Leiper joined a staff that also included San Francisco's Hensley Meulens, Pittsburgh's Dave Turgeon and Tampa Bay right-hander Chris Archer. There were 37 young players from Ghana, Kenya, Nigeria, South Africa and Uganda for the event that seems to be growing in popularity.
"It was phenomenal," Leiper said in a phone interview earlier this week. "I went in really not knowing what to expect. I heard it was a great camp, I heard a lot about the players, but you really don't know until you go through it. The experience was great and I was really amazed at how great the players were for how little they get to play."
African nations are well known for their love of rugby, soccer and cricket, but baseball has remained more of a niche sport that a lot of citizens have not been exposed to. There are signs that could be slowly starting to change, and the latest initiative by Major League Baseball is attempting to make the most of the hidden talent.
Since the camp started in 2011, three participants have signed professional contracts and at least one more is expected to follow suit next year. According to Jason Holowaty, MLB International's director of market development for Europe and Africa, the goal is to have an African Major Leaguer within five years.
For this particular camp, players from ages 14-18 went through a selection process by their national programs. A group of coaches also were invited to attend and the 10-day event featured skills instruction, strength and conditioning training and a complete schedule of games.
The initiative hasn't been without its challenges, though, and one of the biggest has been finding places for these young athletes to play.

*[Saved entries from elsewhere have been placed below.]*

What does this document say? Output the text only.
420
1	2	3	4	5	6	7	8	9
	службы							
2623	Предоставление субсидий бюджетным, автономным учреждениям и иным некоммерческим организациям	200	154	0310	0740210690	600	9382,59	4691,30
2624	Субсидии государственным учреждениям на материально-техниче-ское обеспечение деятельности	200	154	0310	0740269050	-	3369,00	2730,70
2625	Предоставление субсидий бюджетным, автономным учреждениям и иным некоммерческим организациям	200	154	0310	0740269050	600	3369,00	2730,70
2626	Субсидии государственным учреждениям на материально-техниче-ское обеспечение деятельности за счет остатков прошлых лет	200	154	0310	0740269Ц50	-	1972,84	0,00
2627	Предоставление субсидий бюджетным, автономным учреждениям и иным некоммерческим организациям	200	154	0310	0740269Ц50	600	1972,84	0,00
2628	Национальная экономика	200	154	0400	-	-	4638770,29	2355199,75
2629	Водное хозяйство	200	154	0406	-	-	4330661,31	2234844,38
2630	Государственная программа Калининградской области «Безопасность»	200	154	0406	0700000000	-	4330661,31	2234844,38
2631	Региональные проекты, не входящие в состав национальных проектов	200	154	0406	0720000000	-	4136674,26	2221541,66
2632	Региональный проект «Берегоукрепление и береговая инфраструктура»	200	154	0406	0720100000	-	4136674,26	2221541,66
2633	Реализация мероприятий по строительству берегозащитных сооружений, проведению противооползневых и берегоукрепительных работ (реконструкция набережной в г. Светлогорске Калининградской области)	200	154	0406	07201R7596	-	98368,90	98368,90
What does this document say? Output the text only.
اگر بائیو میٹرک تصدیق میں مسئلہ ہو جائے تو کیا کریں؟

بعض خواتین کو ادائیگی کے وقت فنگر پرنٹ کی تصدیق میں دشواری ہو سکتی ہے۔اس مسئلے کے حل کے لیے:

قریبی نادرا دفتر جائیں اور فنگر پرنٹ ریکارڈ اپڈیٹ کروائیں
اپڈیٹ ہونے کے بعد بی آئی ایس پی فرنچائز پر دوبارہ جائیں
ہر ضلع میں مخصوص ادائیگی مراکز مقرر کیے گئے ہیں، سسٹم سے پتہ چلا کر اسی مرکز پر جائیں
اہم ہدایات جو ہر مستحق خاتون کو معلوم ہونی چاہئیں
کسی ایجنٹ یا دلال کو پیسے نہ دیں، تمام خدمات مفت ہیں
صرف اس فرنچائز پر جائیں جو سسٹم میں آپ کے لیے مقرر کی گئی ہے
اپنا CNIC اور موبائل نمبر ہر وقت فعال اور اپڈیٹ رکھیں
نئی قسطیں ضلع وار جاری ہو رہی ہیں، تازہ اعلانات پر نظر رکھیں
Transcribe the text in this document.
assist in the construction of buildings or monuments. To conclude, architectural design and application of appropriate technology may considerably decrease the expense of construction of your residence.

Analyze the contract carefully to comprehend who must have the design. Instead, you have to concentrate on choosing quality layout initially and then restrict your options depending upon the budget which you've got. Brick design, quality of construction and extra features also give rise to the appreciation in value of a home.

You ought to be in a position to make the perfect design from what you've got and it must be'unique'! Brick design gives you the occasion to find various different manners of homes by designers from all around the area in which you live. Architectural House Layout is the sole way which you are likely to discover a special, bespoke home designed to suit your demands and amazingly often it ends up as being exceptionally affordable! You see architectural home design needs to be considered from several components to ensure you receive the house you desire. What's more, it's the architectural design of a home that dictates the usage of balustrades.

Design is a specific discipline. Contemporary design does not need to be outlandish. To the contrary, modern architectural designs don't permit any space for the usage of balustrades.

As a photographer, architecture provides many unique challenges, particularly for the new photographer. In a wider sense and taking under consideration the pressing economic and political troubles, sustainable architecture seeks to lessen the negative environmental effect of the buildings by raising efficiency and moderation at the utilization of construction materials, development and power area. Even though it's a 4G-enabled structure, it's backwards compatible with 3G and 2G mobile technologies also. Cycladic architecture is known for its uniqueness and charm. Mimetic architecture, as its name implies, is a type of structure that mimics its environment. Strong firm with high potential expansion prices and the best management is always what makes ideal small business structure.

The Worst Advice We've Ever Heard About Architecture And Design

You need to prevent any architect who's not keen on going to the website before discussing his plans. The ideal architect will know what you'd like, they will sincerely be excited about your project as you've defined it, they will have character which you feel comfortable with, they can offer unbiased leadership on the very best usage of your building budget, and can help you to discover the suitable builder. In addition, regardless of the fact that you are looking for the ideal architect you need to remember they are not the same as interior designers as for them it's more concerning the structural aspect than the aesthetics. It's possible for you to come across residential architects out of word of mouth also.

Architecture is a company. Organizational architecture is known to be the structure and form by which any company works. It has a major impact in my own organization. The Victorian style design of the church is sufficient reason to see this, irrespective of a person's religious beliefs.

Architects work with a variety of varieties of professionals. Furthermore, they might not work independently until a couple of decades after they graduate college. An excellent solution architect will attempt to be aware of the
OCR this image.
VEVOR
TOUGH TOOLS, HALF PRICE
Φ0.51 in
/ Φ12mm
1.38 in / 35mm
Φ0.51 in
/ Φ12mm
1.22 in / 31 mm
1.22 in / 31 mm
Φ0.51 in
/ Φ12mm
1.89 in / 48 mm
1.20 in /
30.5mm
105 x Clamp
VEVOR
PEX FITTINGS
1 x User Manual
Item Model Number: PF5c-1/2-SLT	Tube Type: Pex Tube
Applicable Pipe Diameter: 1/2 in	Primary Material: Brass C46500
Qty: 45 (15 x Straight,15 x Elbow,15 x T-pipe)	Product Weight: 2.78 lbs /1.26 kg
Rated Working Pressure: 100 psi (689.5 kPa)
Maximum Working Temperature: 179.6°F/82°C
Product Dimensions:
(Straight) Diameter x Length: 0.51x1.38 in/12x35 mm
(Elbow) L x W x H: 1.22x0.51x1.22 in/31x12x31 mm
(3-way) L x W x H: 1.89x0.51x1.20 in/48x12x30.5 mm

"Facilities are a little bit rough compared to our standards," Leiper said. "I know right now, the 16-and-under team, they had a tournament in Kenya and when they showed up, the fields weren't ready, so the South African group kind of helped build fields for this tournament that's happening as we speak.
"I think the hardest thing is getting the space for these guys to play. In South Africa it's not as typical because there are a lot of fields, but in these countries that are less developed, having space to play, that seems to be the real challenge."
Leiper's interest in these type of programs dates back to his time with Baseball Canada. He was a coach for the Canadian National team from 2003-06, which included a pair of Olympic qualifiers, the 2004 Olympic Summer Games and the inaugural World Baseball Classic in 2006.
As one might expect in that role, Leiper had the opportunity to build a lot of relationships through the international baseball community. He struck up a friendship with Czech Republic national coach Andy Berglund and the two worked together at a clinic in Germany two years ago.
Berglund mentioned the African Elite Camp and Leiper was immediately interested. The timing couldn't be better, because more than ever, baseball is becoming a realistic dream for a select number of Africans. A perfect example is infielder Gift Ngoepe, who was born and raised in Pietersburg, South Africa. Ngoepe joined the Pirates organization in 2009 and has since advanced to Double-A Altoona.
Ngoepe was on hand for the recent camp in Johannesburg and gave the athletes a first-hand look at how professional baseball might not be completely off limits to some of the continent's top players.
"There is a sense that it can happen and it's kind of neat," Leiper said. "Ngoepe is kind of a guy that came out of a township there, came out of a small town, and I think when kids see that, or see players who have gone to college in the States, it opens those doors.
"I think the biggest key is to increase funding and get everyone together so they can play games because you can see some real talent in these guys. The hardest part is they lack game experience and a chance to play. That's going to be the biggest challenge moving forward, but there's no question the kids are really, really talented down there."